相手方に自社を買収するメリットと重要性を理解してもらうには、自社が持つサービスや製品の強み、ビジネスの将来性、シナジー効果などを丁寧に説明する必要があります。初めて経営者同士が顔を合わせるトップ面談に先立ち、自社の強みや長期的なビジョンについて整理しておくようにしましょう。
取引先や従業員に対して丁寧な説明を行う
現在でも特例有限会社として存続している企業は、中小規模であることが多く、取引先も経営者との個人的なつながりが強いケースがあります。そのため、売却によって経営者が変わると従来の取引先が離れていくリスクがあるのです。また、従業員は自分が働く会社が売却されることに不安を抱くケースが多いでしょう。
そのため、有限会社を売却する際には既存の取引先や従業員に対して、売却後の経営方針や労働環境について丁寧に説明し、安心感を持ってもらう必要があります。
有限会社の売却を成功させるには?売却の流れと注意点について詳しく解説 まとめ
有限会社は2006年の会社法施行以前から存在していた企業形態であり、現在では新設が認められていません。

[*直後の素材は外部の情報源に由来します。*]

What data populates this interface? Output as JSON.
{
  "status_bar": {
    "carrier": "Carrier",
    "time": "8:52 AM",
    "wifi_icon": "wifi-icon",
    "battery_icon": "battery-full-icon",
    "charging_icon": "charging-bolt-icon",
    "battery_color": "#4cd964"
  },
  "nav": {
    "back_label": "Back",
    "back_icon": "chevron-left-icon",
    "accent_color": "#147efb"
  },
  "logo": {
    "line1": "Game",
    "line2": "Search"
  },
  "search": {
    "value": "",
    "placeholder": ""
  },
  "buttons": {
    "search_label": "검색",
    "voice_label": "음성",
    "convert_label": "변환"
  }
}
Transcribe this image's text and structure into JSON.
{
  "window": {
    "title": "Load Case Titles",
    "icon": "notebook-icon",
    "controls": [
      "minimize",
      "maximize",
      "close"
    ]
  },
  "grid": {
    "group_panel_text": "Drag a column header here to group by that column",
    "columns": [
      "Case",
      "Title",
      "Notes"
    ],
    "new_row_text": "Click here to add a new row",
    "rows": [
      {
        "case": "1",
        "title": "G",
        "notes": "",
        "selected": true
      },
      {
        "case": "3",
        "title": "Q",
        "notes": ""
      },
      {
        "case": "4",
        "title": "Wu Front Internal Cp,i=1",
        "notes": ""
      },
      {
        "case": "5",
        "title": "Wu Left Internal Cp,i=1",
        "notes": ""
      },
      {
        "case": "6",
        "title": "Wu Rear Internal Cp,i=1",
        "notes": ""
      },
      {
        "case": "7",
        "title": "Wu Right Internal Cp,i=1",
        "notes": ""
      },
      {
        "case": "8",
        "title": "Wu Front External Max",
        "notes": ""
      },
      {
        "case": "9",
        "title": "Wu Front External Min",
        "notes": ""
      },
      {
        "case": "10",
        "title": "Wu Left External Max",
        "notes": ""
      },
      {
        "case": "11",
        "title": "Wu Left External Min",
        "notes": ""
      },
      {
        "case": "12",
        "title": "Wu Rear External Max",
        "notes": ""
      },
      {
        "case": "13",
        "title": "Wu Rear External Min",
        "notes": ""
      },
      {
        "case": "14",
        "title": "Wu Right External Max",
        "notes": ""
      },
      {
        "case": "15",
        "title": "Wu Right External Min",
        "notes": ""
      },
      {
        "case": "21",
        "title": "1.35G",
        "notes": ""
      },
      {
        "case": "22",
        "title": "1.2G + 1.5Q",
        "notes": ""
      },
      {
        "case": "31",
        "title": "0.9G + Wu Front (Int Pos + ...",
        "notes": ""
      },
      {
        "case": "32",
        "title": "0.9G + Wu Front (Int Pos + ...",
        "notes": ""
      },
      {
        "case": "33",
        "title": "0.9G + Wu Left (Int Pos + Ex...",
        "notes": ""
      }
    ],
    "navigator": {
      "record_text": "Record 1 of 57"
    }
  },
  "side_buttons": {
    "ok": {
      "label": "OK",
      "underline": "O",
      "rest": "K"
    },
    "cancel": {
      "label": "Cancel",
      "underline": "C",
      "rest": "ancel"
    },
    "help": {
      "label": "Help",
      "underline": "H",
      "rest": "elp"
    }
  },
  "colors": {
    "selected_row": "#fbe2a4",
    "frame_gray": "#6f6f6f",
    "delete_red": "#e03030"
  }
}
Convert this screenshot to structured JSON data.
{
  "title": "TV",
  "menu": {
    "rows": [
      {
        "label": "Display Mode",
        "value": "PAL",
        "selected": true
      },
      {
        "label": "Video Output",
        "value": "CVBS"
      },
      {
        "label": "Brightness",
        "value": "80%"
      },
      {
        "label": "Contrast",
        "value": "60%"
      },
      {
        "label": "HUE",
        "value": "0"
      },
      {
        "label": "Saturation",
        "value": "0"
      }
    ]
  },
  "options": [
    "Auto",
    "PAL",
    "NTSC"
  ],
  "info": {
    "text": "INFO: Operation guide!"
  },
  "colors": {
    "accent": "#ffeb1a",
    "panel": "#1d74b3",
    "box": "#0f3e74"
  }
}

また、その性質上中小規模の企業であることが多く、後継者難や経営体力の不足などの問題を抱えていることがあります。そのため、長期的な経営を見据えて会社を売却することも視野に入るでしょう。本記事を通して、有限会社の売却の流れを知り、会社の将来を見据えた売却を検討するきっかけになりますと幸いです。